Collision repair representatives raised potential gaps. Jack Moladonnaff (California Auto Body Association) said salvage and total‑loss vehicles revived by dismantlers may not receive full airbag replacement and may therefore evade the proposed rules unless the vehicle‑safety inspection program or safety inspectors are tasked to close the gap. Gene Lopez (Sidener's Collision Center) asked whether the "authorized supplier or reseller" language would unintentionally ban used OEM airbags from dismantlers, noting in some supply chains authorized new parts may not be available for certain models. BAR staff said the airbag package was developed quickly after advisory presentations flagged counterfeit airbags and that BAR will consider how the package might intersect with vehicle safety inspection rules and total‑loss vehicles; staff also committed to review the "authorized supplier/reseller" phrase.

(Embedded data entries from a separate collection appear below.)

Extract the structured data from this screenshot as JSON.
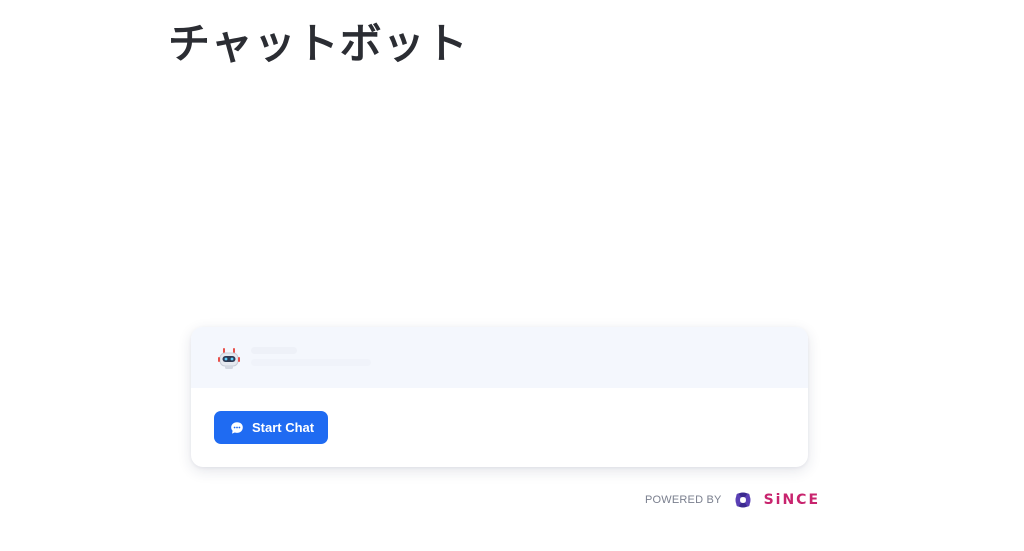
{
  "page": {
    "title": "チャットボット"
  },
  "chat_widget": {
    "avatar_icon": "robot-icon",
    "start_button_icon": "chat-bubble-icon",
    "start_button_label": "Start Chat",
    "accent_color": "#1f6bf2",
    "header_background": "#f4f7fd"
  },
  "footer": {
    "powered_by_label": "POWERED BY",
    "brand_name": "SiNCE",
    "brand_logo_icon": "since-logo-icon",
    "brand_color": "#c8246e",
    "brand_logo_color": "#3b2a8f"
  }
}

On storage fees, BAR said it has held four public workshops and the 45‑day comment period closed Dec. 31; staff are reviewing comments and preparing responses. BAR also previewed a tool to display average and median storage fees by defined geographic radius around each ARD to improve price transparency.
BAR emphasized these packages remain under legal review (DCA legal) and will go to the Office of Administrative Law (OAL) for final adoption when ready. The airbag package will also be routed to the Business, Consumer Services and Housing Agency for review before a short comment period.
Representative quotes in this report are drawn from BAR staff and advisory members at the Jan. 29 meeting.